絵本に出てくるような白い街並みと吸い込まれそうなほどの紺碧の海、まばゆい太陽と青い空、そしてアトランティス伝説の残る島…
それは、きらきらと輝く地上の楽園。
この風景を求めてたくさんの観光客が訪れる。けれど、私がこの島に来た目的はほかにあった。
いにしえの時代から独特の手法でブドウを育て、脈々とワインを造っている。
ギリシャ、いや世界のなかでも恵まれたワイン産地の一つがこの島だ。
有機栽培のワインを造ることで知られる、ドメーヌ ハツィダキスを訪ねる。
観光客がほぼ足を運ばない、小さな村ピルゴスを目指した。小高い丘の村を囲むように広がるブドウ畑。
ブドウ畑に立つと、たちまち乾燥した台風並みの風にさらされる。

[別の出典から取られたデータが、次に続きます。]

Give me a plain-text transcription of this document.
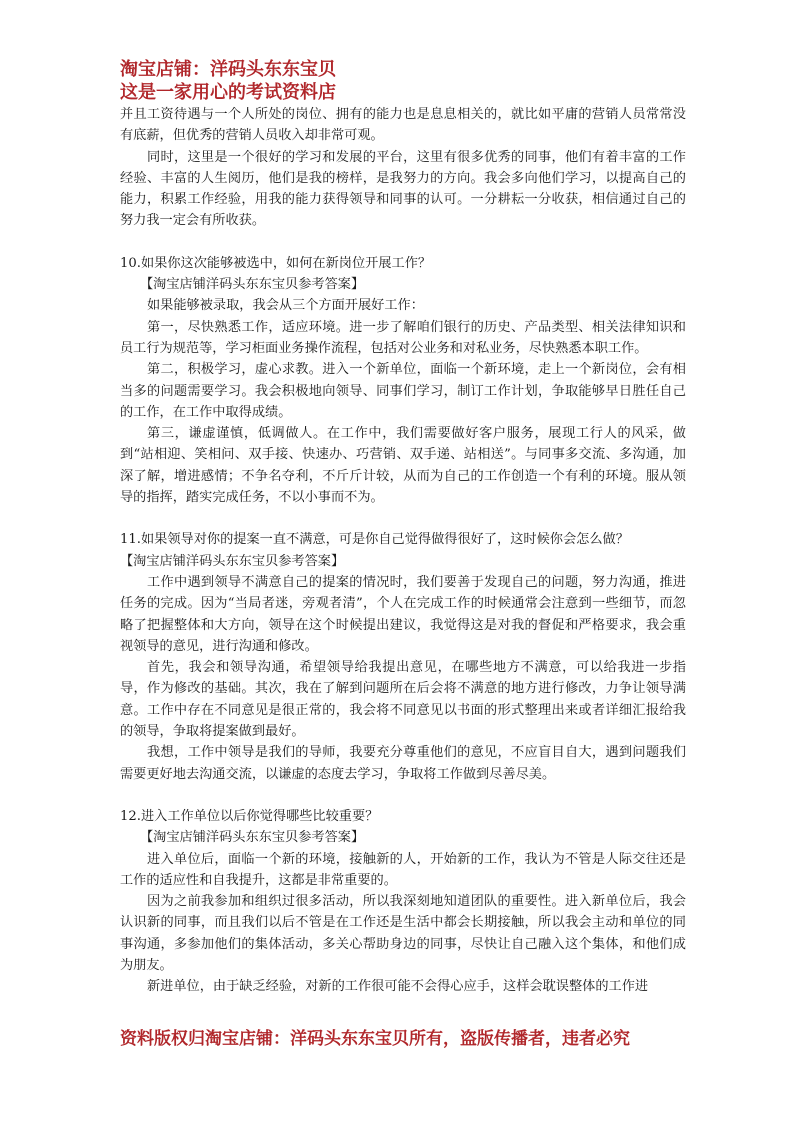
淘宝店铺：洋码头东东宝贝
这是一家用心的考试资料店

并且工资待遇与一个人所处的岗位、拥有的能力也是息息相关的，就比如平庸的营销人员常常没有底薪，但优秀的营销人员收入却非常可观。

同时，这里是一个很好的学习和发展的平台，这里有很多优秀的同事，他们有着丰富的工作经验、丰富的人生阅历，他们是我的榜样，是我努力的方向。我会多向他们学习，以提高自己的能力，积累工作经验，用我的能力获得领导和同事的认可。一分耕耘一分收获，相信通过自己的努力我一定会有所收获。

10.如果你这次能够被选中，如何在新岗位开展工作？

【淘宝店铺洋码头东东宝贝参考答案】

如果能够被录取，我会从三个方面开展好工作：

第一，尽快熟悉工作，适应环境。进一步了解咱们银行的历史、产品类型、相关法律知识和员工行为规范等，学习柜面业务操作流程，包括对公业务和对私业务，尽快熟悉本职工作。

第二，积极学习，虚心求教。进入一个新单位，面临一个新环境，走上一个新岗位，会有相当多的问题需要学习。我会积极地向领导、同事们学习，制订工作计划，争取能够早日胜任自己的工作，在工作中取得成绩。

第三，谦虚谨慎，低调做人。在工作中，我们需要做好客户服务，展现工行人的风采，做到“站相迎、笑相问、双手接、快速办、巧营销、双手递、站相送”。与同事多交流、多沟通，加深了解，增进感情；不争名夺利，不斤斤计较，从而为自己的工作创造一个有利的环境。服从领导的指挥，踏实完成任务，不以小事而不为。

11.如果领导对你的提案一直不满意，可是你自己觉得做得很好了，这时候你会怎么做？

【淘宝店铺洋码头东东宝贝参考答案】

工作中遇到领导不满意自己的提案的情况时，我们要善于发现自己的问题，努力沟通，推进任务的完成。因为“当局者迷，旁观者清”，个人在完成工作的时候通常会注意到一些细节，而忽略了把握整体和大方向，领导在这个时候提出建议，我觉得这是对我的督促和严格要求，我会重视领导的意见，进行沟通和修改。

首先，我会和领导沟通，希望领导给我提出意见，在哪些地方不满意，可以给我进一步指导，作为修改的基础。其次，我在了解到问题所在后会将不满意的地方进行修改，力争让领导满意。工作中存在不同意见是很正常的，我会将不同意见以书面的形式整理出来或者详细汇报给我的领导，争取将提案做到最好。

我想，工作中领导是我们的导师，我要充分尊重他们的意见，不应盲目自大，遇到问题我们需要更好地去沟通交流，以谦虚的态度去学习，争取将工作做到尽善尽美。

12.进入工作单位以后你觉得哪些比较重要？

【淘宝店铺洋码头东东宝贝参考答案】

进入单位后，面临一个新的环境，接触新的人，开始新的工作，我认为不管是人际交往还是工作的适应性和自我提升，这都是非常重要的。

因为之前我参加和组织过很多活动，所以我深刻地知道团队的重要性。进入新单位后，我会认识新的同事，而且我们以后不管是在工作还是生活中都会长期接触，所以我会主动和单位的同事沟通，多参加他们的集体活动，多关心帮助身边的同事，尽快让自己融入这个集体，和他们成为朋友。

新进单位，由于缺乏经验，对新的工作很可能不会得心应手，这样会耽误整体的工作进

资料版权归淘宝店铺：洋码头东东宝贝所有，盗版传播者，违者必究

肌に刺さる風塵に、美しいだけではない島の厳しさを感じた。
乾いた大地に這うように点在しているバスケット状の塊、これがブドウの樹だ。
初めて見るブドウの異様な形に驚きながらも、この島の造り手たちが風と格闘しながら生きているのがうかがえた。
島固有の伝統的なクルーラーという仕立ては、人の背丈ほどの高さになるブドウの枝を限りなく地面に近く低く、カゴを編むように新梢を巻いていく。
「バスケット型に仕立てるといっても、人はほんの少し手を貸す程度さ。この伝統的な仕立ては、ブドウを強烈な直射日光や強風のストレスから守り、育てるんだ」
そう教えてくれたのは、造り手のハリディモスだった。